When my dad passed away the first time, eighteen years ago, EMTs came rather quickly and brought him back to life — a simulacrum of life, anyway; he remained in a coma the rest of his days and even breathed on his own for the last several of them. A couple of weeks later, pneumonia finished what his coronary episode had been cheated out of accomplishing.

For a while, though, my dad was resuscitated.

People in scripture died and were resuscitated. A widow’s son (1 Kings 17:7-24). Another widow’s son (Luke 7:11-17). A little girl (Matthew 9:18-23; Mark 5:21-43; Luke 8:40-56). Lazarus (John 11:1-43). Perhaps even a young man who fell out of a window (Acts 20:9-12). They were raised to life.
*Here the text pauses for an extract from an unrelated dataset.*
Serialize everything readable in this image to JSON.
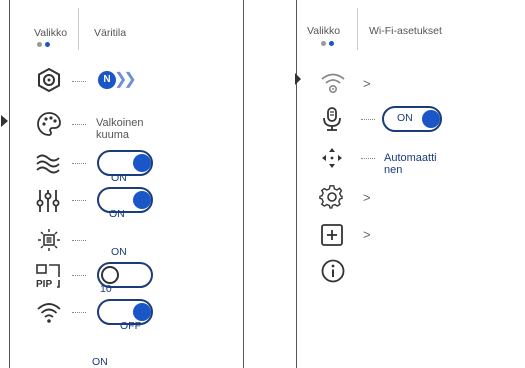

Eventually, they died again.

Being resurrected is something entirely different. Jesus was not the first to return from the dead, but He was the firstborn of/from the dead (Colossians 1:18; Revelation 1:5) — and I have to wonder if this means that He is not only pre-eminent from the dead, but also the first to be resurrected rather than just resuscitated.
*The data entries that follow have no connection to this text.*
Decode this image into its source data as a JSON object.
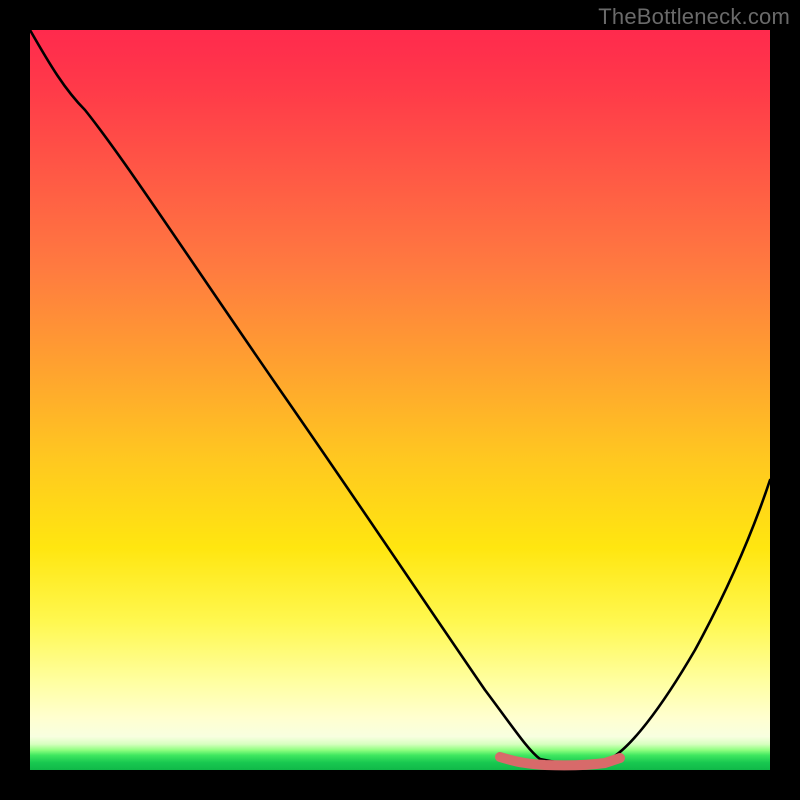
{
  "watermark": "TheBottleneck.com",
  "chart_data": {
    "type": "line",
    "title": "",
    "xlabel": "",
    "ylabel": "",
    "xlim": [
      0,
      100
    ],
    "ylim": [
      0,
      100
    ],
    "grid": false,
    "legend": false,
    "series": [
      {
        "name": "black-curve",
        "color": "#000000",
        "x": [
          0,
          5,
          10,
          20,
          30,
          40,
          50,
          58,
          62,
          66,
          70,
          74,
          78,
          82,
          86,
          90,
          95,
          100
        ],
        "y": [
          100,
          96,
          90,
          77,
          64,
          51,
          38,
          24,
          15,
          8,
          3,
          1,
          1,
          2,
          6,
          14,
          25,
          40
        ]
      },
      {
        "name": "red-floor-segment",
        "color": "#d86a6a",
        "x": [
          62,
          66,
          70,
          74,
          78
        ],
        "y": [
          1.5,
          1.0,
          0.8,
          1.0,
          1.5
        ]
      }
    ],
    "notes": "Values estimated from pixels; chart has no axes or tick labels."
  },
  "colors": {
    "gradient_top": "#ff2a4d",
    "gradient_bottom": "#10b848",
    "curve": "#000000",
    "floor_segment": "#d86a6a",
    "frame": "#000000",
    "watermark": "#6a6a6a"
  }
}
The resurrection body is different; it is imperishable; it cannot die again (1 Corinthians 15:52). The immediate context of that verse is revealing:

I declare to you, brothers and sisters, that flesh and blood cannot inherit the kingdom of God, nor does the perishable inherit the imperishable. Listen, I tell you a mystery: We will not all sleep, but we will all be changed— in a flash, in the twinkling of an eye, at the last trumpet. For the trumpet will sound, the dead will be raised imperishable, and we will be changed. For the perishable must clothe itself with the imperishable, and the mortal with immortality. When the perishable has been clothed with the imperishable, and the mortal with immortality, then the saying that is written will come true: “Death has been swallowed up in victory.” ~ 1 Corinthians 15:50-54

May I propose that this change does not necessarily apply to everyone, but to “brothers and sisters” whether they “sleep” or not? That “the dead” refers to the dead among the believers, not all of those who have died? Because “the perishable cannot inherit the imperishable,” perhaps those who have not been obedient are – at the day of judgment – not resurrected at all, but resuscitated? Given back their mortal forms in order to stand at judgment as well?
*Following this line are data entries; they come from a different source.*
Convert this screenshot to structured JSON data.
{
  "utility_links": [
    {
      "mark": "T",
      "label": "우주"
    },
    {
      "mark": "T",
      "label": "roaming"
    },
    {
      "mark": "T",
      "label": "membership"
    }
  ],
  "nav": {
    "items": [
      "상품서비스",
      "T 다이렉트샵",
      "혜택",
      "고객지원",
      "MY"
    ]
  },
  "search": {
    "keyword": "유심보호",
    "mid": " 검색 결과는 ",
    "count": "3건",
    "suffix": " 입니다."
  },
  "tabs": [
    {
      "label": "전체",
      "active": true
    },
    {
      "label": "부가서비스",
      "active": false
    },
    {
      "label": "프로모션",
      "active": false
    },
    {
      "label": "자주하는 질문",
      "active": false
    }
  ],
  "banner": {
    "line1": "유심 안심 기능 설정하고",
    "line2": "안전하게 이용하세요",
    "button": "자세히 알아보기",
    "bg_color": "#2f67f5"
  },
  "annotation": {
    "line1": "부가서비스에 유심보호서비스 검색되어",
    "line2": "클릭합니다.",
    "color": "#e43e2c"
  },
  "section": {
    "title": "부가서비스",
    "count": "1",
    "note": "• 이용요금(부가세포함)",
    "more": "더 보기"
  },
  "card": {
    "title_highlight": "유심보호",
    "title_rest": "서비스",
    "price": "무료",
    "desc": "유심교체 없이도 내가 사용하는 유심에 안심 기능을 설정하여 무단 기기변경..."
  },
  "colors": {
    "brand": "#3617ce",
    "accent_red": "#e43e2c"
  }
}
I don’t intend to be dogmatic about this; I’m just proposing it.

Unconvinced? That’s okay. It’s not a test of fellowship. It’s a proposition. But consider the verses of the larger context, immediately before these just quoted:

So will it be with the resurrection of the dead. The body that is sown is perishable, it is raised imperishable; it is sown in dishonor, it is raised in glory; it is sown in weakness, it is raised in power; it is sown a natural body, it is raised a spiritual body.If there is a natural body, there is also a spiritual body. So it is written: “The first man Adam became a living being”; the last Adam, a life-giving spirit. The spiritual did not come first, but the natural, and after that the spiritual. The first man was of the dust of the earth; the second man is of heaven. As was the earthly man, so are those who are of the earth; and as is the heavenly man, so also are those who are of heaven. And just as we have borne the image of the earthly man, so shall we bear the image of the heavenly man. ~ 1 Corinthians 15:42-49

That may or may not mean that “earthly man” refers to those who will not obey. It could, as is usually understood, simply refer to our mortal forms — whether believer or not. I’m speculating. I acknowledge it again.

But this could explain how all will face judgment – no matter what degree of decay or even atomization their mortal form may have taken (Revelation 20:11-13) – yet the disobedient can be destroyed (2 Thessalonians 1:9; 2 Peter 3:7) while those given grace also receive immortality (2 Timothy 1:10); eternal life (for the aeonsMark 10:30; John 3:16; John 5:24; John 17:2; Romans 2:7, etc.)

And the last enemy to be destroyed is death (1 Corinthians 15:26).